Michael Phillips appears to have married Caroline Sophia Watson in the September quarter of 1859, registered at Portsea. In fact the marriage took place at St Mary's Church on 17 September 1859.
It was at St Mary's that Charles Michael Robert Phillip (sic) was baptised on 23 January 1870. Parents were Michael Phillip and Caroline Sophia. His birth was registered in Portsmouth in the December quarter 1869, Portsea.
In 1871 Michael Phillips and his family are found at 100 Fratton Road, Portsea. He is shown to be a Carpenter 1st Class Royal Navy, aged 38, born in Morice Town, Devonport, and Caroline S, his wife, aged 37 and born in Portsea. They have four daughters and then the one son, Charles M R given as aged 1.

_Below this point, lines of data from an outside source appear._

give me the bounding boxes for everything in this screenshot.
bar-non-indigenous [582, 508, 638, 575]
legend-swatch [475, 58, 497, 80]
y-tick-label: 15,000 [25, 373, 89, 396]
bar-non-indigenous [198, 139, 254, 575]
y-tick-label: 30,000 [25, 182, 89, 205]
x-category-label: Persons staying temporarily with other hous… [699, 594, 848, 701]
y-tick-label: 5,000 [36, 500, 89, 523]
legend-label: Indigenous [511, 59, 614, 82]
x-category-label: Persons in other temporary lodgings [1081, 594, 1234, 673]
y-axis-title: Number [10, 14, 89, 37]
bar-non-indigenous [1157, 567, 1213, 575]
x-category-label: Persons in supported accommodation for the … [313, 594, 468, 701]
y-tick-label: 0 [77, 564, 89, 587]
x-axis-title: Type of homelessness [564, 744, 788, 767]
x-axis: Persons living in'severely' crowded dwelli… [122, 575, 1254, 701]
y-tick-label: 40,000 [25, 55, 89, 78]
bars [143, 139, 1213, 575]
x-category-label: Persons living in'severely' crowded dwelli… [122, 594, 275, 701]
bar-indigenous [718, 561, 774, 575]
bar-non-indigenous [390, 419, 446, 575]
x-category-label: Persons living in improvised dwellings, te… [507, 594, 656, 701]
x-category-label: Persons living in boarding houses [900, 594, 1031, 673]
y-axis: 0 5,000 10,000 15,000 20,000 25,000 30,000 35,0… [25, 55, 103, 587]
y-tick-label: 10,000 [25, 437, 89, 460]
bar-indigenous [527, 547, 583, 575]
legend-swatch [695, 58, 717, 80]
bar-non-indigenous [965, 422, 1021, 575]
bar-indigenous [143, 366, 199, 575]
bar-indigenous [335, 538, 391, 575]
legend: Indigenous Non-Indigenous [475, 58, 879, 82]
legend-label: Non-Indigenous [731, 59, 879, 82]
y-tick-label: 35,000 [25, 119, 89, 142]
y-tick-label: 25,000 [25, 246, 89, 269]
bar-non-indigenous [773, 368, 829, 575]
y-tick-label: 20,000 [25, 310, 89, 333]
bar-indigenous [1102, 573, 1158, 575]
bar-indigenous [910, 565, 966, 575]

In 1881 the family are recorded as living at 40 Fratton Road. Charles M is aged 11.
In 1891 Charles is at 40 Fratton Road with his widowed mother. He is an Engine Room Artificer RN. Perhaps he was at home on compassionate leave, as his father had died on 23 March, just prior to the census which took place on 5 April.
In 1901 Caroline has moved to 31 Jessie Road. She died later that same year, aged 67.